According to its Finnish architects, Rainer Mahlamaeki and Ilmar Lahdelma, the fracture symbolises the Red Sea crossing of Jews fleeing Egypt.
The museum - named after the Hebrew word for both "Poland" and "rest here" -- uses narrative to bring the past to life, said Barbara Kirshenblatt-Gimblett, director of the museum's core exhibition.
Rather than showcasing myriad artefacts, the museum recounts that past with the help of multimedia installations and by recreating scenes of everyday life.
That account includes dark chapters like the World War II Holocaust, during which Nazi Germany killed millions of Jews in occupied Poland, and the anti-Semitism that was an undeniable fact of Jewish life throughout Europe, Poland included.

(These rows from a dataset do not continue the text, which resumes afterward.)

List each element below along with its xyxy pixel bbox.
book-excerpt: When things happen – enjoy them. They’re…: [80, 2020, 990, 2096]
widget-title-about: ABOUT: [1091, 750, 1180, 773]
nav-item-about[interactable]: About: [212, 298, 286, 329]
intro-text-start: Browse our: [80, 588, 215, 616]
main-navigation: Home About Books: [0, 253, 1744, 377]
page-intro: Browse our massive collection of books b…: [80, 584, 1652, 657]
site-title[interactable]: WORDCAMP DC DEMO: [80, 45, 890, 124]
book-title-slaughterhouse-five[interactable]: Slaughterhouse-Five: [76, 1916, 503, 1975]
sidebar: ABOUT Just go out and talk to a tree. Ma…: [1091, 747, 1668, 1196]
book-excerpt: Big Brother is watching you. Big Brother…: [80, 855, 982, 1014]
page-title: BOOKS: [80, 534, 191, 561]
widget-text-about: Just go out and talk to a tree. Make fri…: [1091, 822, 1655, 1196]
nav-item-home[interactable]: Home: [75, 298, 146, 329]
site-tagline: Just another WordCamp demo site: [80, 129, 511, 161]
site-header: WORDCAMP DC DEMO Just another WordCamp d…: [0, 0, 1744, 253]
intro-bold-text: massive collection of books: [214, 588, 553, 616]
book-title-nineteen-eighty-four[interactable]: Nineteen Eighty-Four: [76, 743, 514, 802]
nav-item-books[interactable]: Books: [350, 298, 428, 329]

But the exhibition also sheds a rare light on the richness of Jewish life in Poland - once home to the world's largest Jewish community.
Jews first arrived in Poland in the Middle Ages. By the mid 18th-century, there were 750,000 living across the United Kingdom of Poland and Lithuania, having been chased out of western Europe.
By 1939, that number was up to 3.3 million Jews, or around 10 per cent of the entire Polish population. Only between 200,000 to 300,000 survived the Second World War.
Most emigrated and now the active Jewish community numbers only around 7,000.
Tens of thousands of other Poles have Jewish roots but either do not identify with the community or are unaware of their heritage.
The museum's creation has coincided with an unexpected "coming out" of a third-generation of descendants of Jews who survived the Holocaust.
For instance, a play entitled "The Hideout", which premiered in Warsaw on Saturday, tells the tale of people who spent two years in hiding in closets or under floors during the Nazi occupation.
Over the course of the play, it becomes clear that the trauma of the Holocaust runs so deep that survivors dare not speak of it to their children and grandchildren.
The subject is also taboo for the Christian Poles who hid them.
Private donors, Diaspora Jews and Poles raised 33 million euros (S$53.48 million) to pay for the museum's core exhibition, while the city of Warsaw and culture ministry funded the building to the tune of 42.5 million euros.
"The level of anti-Semitism in Poland is much less than in countries lik France, or Austria, or Hungary," said Schudrich.
"But whatever is left, certainly this museum will help to make anti-Semitism even smaller."